Um encontro feliz para conhecer durante os almoços e jantares organizados dentro das adegas do Movimento Turismo del Vino, para depois continuar com um passeio pelas fileiras, um passeio de bicicleta ou a cavalo e muitas outras atividades ao ar livre para desfrutar da paisagem que se tinge de cores e se enche dos aromas da primavera.

Culurgiones e Vermentino: um encontro da Sardenha com sabor a primavera

EVENTI ED ENOTOUR - ITALIA.IT - CULURGIONES - SARDEGNA

Neste itinerário não podia faltar a Sardenha, uma região de charme rural que encanta à primeira vista e conquista à primeira dentada, especialmente quando se trata de Culurgiones, pequenos baús de massa fresca que contam as tradições e sabores das casas sardas. Embora esta receita tenha conquistado toda a ilha, desde as paisagens deslumbrantes da costa até às fascinantes cidades do interior, o seu nascimento está ligado a Ogliastra, no centro-leste da região. Uma terra fascinante e selvagem conhecida por estar incluída na lista de zonas azuis, ou seja, uma das zonas do mundo com a maior longevidade dos habitantes. Um recorde que é o resultado de um estilo de vida lento que segue os ciclos da natureza, baseado numa dieta simples e sazonal,  num ambiente intocado e num forte sentido de pertença à comunidade.

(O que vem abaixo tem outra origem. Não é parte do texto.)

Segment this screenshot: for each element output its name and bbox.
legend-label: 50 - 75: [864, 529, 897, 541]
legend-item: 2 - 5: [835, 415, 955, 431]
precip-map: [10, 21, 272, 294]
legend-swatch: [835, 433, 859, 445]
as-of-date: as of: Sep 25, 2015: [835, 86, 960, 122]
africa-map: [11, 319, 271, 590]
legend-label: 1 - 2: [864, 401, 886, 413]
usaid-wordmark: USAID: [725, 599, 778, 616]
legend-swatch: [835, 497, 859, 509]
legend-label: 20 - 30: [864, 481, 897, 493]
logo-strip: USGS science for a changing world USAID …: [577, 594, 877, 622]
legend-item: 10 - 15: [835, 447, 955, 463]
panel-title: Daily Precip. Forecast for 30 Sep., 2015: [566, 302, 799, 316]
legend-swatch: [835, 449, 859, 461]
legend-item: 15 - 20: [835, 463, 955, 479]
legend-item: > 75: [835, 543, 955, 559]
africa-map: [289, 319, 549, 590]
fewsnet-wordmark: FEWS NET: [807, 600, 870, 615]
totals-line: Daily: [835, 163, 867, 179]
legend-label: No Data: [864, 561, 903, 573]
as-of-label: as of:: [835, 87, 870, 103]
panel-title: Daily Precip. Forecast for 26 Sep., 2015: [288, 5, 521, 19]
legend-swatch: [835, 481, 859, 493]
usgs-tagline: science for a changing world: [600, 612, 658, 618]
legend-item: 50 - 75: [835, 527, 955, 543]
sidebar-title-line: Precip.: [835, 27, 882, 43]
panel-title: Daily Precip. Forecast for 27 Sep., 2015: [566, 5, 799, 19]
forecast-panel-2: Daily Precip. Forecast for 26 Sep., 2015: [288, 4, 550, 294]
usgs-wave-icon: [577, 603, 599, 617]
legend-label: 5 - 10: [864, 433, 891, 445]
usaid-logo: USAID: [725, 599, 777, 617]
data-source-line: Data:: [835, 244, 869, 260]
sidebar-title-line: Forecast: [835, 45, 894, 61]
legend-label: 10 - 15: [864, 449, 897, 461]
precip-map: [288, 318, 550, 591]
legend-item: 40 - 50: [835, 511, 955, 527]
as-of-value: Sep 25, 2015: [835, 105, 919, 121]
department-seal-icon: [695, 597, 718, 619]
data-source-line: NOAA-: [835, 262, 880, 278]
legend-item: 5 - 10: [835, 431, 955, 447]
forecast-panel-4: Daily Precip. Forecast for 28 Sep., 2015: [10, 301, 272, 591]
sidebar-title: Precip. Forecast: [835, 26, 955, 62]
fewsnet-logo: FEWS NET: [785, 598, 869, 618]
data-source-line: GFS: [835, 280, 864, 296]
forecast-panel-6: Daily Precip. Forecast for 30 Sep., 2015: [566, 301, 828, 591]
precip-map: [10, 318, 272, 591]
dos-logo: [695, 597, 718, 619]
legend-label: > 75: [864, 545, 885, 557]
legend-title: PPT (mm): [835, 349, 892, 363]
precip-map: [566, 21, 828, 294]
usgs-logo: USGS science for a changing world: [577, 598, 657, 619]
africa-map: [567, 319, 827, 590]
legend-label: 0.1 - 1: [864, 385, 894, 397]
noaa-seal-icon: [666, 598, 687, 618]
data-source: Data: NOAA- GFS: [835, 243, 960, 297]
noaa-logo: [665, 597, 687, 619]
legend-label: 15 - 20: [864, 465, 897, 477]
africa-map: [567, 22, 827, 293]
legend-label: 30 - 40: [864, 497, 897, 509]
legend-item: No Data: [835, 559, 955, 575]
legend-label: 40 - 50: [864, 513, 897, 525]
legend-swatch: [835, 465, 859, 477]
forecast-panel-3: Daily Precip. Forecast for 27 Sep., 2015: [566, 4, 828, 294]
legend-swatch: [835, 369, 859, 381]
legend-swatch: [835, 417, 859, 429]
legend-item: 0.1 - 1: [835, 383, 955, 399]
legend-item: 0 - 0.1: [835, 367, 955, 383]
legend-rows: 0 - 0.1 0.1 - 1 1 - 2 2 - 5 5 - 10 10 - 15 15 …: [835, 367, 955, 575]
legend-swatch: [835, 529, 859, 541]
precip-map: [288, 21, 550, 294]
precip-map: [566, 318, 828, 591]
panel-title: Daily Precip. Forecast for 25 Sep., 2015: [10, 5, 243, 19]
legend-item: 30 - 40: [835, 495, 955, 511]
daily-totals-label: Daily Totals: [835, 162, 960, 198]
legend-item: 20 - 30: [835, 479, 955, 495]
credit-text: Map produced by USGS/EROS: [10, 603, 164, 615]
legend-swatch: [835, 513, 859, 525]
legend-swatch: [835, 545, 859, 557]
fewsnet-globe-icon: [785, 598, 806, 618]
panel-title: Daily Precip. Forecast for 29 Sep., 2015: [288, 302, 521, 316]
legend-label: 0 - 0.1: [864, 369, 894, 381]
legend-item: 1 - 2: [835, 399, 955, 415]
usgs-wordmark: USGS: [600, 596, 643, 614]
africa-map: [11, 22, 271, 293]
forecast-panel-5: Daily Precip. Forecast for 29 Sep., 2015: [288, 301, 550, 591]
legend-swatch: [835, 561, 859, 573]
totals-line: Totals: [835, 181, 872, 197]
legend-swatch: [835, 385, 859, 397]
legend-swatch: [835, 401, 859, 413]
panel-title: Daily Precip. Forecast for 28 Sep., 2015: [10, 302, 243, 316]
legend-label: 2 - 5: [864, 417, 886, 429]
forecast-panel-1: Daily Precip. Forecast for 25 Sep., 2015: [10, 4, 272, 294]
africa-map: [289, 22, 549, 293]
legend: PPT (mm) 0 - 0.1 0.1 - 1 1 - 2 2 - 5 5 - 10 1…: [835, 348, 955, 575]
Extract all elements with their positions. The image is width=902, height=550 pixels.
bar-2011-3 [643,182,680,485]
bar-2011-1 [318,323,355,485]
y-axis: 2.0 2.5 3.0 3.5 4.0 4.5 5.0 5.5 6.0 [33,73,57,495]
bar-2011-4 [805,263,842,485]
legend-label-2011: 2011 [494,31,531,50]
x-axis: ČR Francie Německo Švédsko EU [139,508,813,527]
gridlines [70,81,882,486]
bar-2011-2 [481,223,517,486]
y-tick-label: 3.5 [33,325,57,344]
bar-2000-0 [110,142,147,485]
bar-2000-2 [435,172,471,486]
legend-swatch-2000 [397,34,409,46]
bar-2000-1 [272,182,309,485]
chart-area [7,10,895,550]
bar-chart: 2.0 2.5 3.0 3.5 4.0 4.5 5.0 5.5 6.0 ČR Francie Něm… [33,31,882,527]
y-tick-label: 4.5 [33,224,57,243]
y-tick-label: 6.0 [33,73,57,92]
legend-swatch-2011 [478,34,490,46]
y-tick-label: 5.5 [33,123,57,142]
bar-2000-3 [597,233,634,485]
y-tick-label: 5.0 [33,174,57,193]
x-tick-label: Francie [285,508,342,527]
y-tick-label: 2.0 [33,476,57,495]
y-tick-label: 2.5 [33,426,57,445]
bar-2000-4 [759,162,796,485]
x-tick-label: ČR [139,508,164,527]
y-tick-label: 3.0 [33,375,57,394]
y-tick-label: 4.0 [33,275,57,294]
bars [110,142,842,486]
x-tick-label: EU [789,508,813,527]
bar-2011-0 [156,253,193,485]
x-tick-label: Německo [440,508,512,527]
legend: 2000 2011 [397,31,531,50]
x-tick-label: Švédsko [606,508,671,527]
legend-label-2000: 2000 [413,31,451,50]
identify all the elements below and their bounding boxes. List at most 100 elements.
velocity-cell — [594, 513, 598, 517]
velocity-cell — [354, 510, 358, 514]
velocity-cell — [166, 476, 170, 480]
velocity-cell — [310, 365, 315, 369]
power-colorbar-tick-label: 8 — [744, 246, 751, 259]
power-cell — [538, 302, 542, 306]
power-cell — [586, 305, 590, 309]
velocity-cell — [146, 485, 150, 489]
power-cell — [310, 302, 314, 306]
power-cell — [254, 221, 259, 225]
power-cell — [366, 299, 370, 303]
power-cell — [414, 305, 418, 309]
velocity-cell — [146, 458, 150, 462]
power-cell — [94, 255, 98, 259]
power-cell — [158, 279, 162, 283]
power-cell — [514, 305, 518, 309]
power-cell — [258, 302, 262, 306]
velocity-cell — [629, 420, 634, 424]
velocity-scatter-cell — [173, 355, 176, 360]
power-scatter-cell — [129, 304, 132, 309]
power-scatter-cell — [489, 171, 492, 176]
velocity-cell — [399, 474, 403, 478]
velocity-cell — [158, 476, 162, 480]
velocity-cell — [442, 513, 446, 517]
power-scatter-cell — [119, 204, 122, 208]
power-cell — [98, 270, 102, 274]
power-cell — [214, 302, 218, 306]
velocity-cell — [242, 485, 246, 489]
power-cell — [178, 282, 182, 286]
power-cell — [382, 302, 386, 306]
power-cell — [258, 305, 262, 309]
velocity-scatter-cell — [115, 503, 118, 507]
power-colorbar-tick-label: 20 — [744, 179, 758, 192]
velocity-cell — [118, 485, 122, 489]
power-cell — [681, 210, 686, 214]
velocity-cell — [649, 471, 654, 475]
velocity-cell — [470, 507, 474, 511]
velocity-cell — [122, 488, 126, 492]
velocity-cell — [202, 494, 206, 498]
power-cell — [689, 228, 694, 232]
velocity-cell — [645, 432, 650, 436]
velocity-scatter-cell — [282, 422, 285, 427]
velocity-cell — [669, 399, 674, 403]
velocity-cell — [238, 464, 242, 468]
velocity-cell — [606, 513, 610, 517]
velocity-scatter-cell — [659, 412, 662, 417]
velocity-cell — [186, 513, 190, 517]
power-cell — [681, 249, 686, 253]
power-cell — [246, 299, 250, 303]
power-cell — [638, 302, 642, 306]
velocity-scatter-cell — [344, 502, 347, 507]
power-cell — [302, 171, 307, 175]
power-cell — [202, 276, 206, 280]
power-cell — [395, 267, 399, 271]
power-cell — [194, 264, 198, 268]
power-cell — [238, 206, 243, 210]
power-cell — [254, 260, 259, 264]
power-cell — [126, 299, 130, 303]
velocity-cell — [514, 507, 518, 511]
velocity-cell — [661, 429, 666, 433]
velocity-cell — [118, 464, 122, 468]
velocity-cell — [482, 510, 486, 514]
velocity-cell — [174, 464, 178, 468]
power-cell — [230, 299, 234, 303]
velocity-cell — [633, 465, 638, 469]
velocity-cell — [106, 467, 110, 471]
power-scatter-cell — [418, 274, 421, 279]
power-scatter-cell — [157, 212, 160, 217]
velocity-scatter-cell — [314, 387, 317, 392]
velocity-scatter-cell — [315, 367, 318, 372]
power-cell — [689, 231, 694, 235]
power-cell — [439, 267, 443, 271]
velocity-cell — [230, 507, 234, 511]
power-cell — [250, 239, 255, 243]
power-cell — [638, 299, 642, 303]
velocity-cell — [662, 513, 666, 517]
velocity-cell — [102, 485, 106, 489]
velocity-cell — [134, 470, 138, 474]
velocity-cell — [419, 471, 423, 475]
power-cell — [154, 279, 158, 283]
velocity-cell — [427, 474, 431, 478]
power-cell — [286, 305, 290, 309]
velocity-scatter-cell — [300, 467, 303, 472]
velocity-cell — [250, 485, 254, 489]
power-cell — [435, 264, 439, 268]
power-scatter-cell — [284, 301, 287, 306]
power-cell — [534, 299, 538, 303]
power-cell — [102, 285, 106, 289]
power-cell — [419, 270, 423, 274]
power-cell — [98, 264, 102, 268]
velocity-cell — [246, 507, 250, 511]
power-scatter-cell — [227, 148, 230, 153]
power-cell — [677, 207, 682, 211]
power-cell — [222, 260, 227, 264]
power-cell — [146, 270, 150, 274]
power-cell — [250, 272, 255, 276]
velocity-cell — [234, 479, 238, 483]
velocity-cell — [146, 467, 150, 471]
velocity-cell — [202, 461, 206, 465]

Desta terra tão especial só poderia nascer uma receita igualmente extraordinária, ligada à cultura agro-pastoril da região. Estes ravioli, feitos com uma mistura de farinha, sêmola moída, água, sal e uma colher de sopa de azeite, contêm um recheio à base de um dos produtos mais característicos da região: o casu axedu. Um queijo com uma forte personalidade, feito a partir de leite de ovelha e de cabra, adicionado a batatas cozidas esmagadas, queijo pecorino ralado para criar um recheio saboroso e picante, complementado por algumas folhas de hortelã que dão um toque de frescura ao corpo do queijo. Os culurgiones, antes de serem provados, são imediatamente reconhecíveis pela sua forma. A massa, estendida de forma bastante fina, é cortada em discos com cerca de 8 cm de diâmetro, recheada e depois selada com o fecho de espiga, com pelo menos dez beliscões. Fazer este entrelaçado típico é uma arte confiada às mãos hábeis e precisas das senhoras sardas, que pode descobrir participando nos workshops organizados nas adegas do Movimento Turismo del Vino para replicar a receita tradicional da melhor forma possível, tanto em termos de sabor como de aparência. Os culurgiones, cozidos em água a ferver até virem à superfície, são um formato de massa recheada verdadeiramente único, temperado, segundo a tradição, com um molho de tomate e uma polvilhada generosa de queijo pecorino. O resultado é um prato que reúne os sabores genuínos da Sardenha, ideal para acompanhar um copo de Vermentino, uma casta que surgiu nesta região no século XIX e que é hoje uma das expressões enológicas mais apreciadas de Itália. Fresco, saboroso e estruturado, um copo de Vermentino expressa o sol, o mar e os aromas do maqui mediterrâneo, dando ao nariz notas cítricas e de ervas aromáticas e deixando no paladar o agradável e característico final de amêndoa. A frescura de um copo de Vermentino equilibra a gordura e a cremosidade do queijo e o seu aroma combina com a hortelã presente no recheio, adicionando ainda mais complexidade ao sabor. Uma combinação que celebra tanto o sabor como a tradição, unindo duas das grandes excelências da região numa única e imperdível degustação.